Even the strong arms that assisted him out of the helipad belonged to a member of the fairer sex—though few would call his caretaker “fair.” Fearsome would be the better term for her. He allowed himself a shadow of a smile. He would share this observation with her later.
“Merci, Ashanda,” he said as she let go of his arm.
One of his men came forward with his cane. He took it and leaned on it, waiting for the rest of his team to offload.
Ashanda stood stolidly at his side. More than six feet tall and with skin as black as shadows, she was both nurse and bodyguard, and as close a member of his family as anyone who shared the Saint Germaine bloodline. His father had found her as a child on the streets of Tunisia. She was mute, a result of having her tongue cut out; she’d been brutalized and sold for sex—until she was rescued by his father. He had killed the man who offered her to him as he passed along the street on business. After that, he stole her back to the family château outside the fortified French city of Carcassonne, where she was introduced to a boy in a wheelchair, becoming both pet and confidante to that fragile child.

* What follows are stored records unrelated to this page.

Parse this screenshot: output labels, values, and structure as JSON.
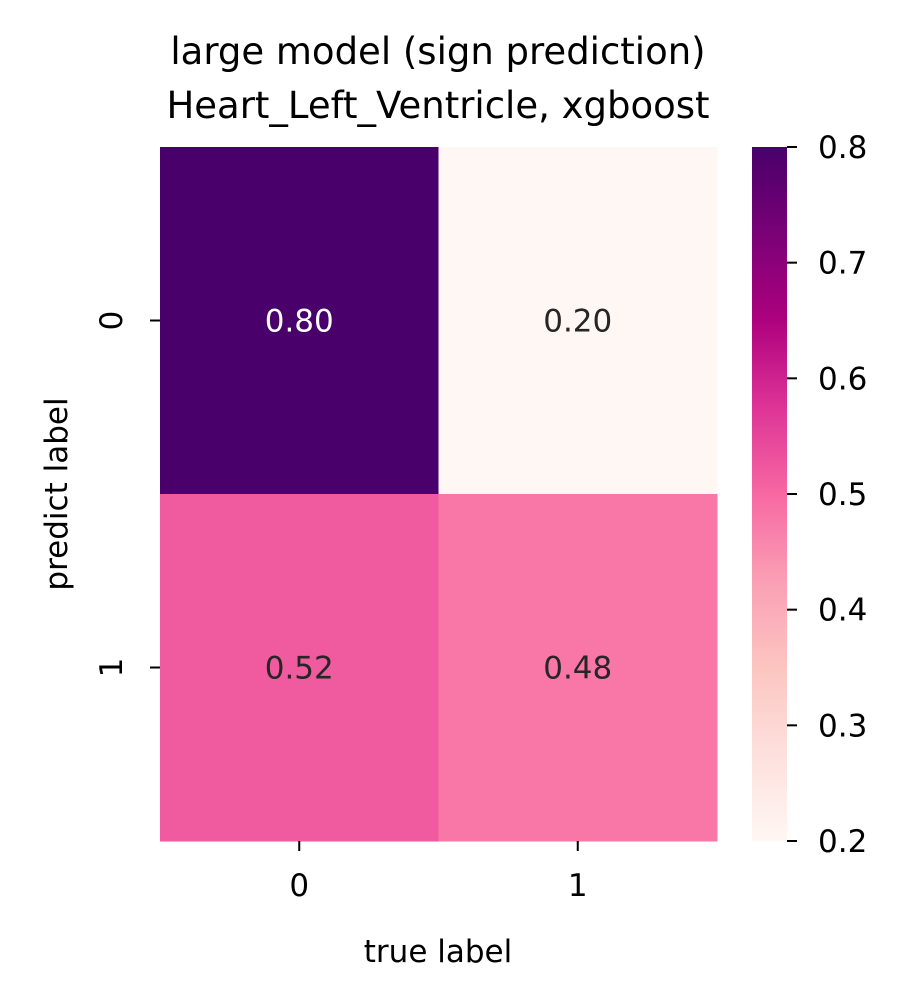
{
  "chart_data": {
    "type": "heatmap",
    "title_lines": [
      "large model (sign prediction)",
      "Heart_Left_Ventricle, xgboost"
    ],
    "xlabel": "true label",
    "ylabel": "predict label",
    "x_categories": [
      "0",
      "1"
    ],
    "y_categories": [
      "0",
      "1"
    ],
    "values": [
      [
        0.8,
        0.2
      ],
      [
        0.52,
        0.48
      ]
    ],
    "value_labels": [
      [
        "0.80",
        "0.20"
      ],
      [
        "0.52",
        "0.48"
      ]
    ],
    "colorbar": {
      "range": [
        0.2,
        0.8
      ],
      "ticks": [
        0.2,
        0.3,
        0.4,
        0.5,
        0.6,
        0.7,
        0.8
      ],
      "tick_labels": [
        "0.2",
        "0.3",
        "0.4",
        "0.5",
        "0.6",
        "0.7",
        "0.8"
      ]
    },
    "colormap": [
      "#fff7f3",
      "#fde0dd",
      "#fcc5c0",
      "#fa9fb5",
      "#f768a1",
      "#dd3497",
      "#ae017e",
      "#7a0177",
      "#49006a"
    ]
  }
}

A scream echoed over to Rafe. He stared across the rolling lawn to a dark mansion—on whose grounds they’d landed. He didn’t know who owned this estate, only that it was convenient to his plans. The home sat on the slope of Squaw Peak overlooking the city of Provo. He had handpicked this spot because of its proximity to Brigham Young University.
A muffled gunshot silenced the cry from the mansion.
There could be no loose ends.
His second-in-command, a German mercenary named Bern, formerly a member of the special forces of the Bundeswehr, stepped before him, dressed all in black. He was tall, blond, blue-eyed, Aryan from head to toe, a mirror image to Rafe’s darker self.
“Sir, we’re ready to proceed. We have the targets isolated in one of the campus buildings with all access points watched. We can take them on your orders.”
“Very well,” Rafe said. He despised using English, but it had become the common language among mercenaries, fittingly enough considering the crudeness and lack of true subtlety of the tongue. “But we need them alive. At least long enough to secure the gold plates. Is that understood?”
“Yes, sir.”
Rafe pointed his cane toward the campus. He pictured the girl and the older man, fleeing on horseback. While his team had been outfoxed by a clever ploy, it was only a momentary setback. From video of that hunt and by means of facial-recognition software, he’d identified the Indian on horseback. It hadn’t taken long to determine that the historian had returned to where he felt the safest, to the bosom of his university. Rafe smiled at such simplemindedness. While the pair had escaped his snare once, that would not happen again.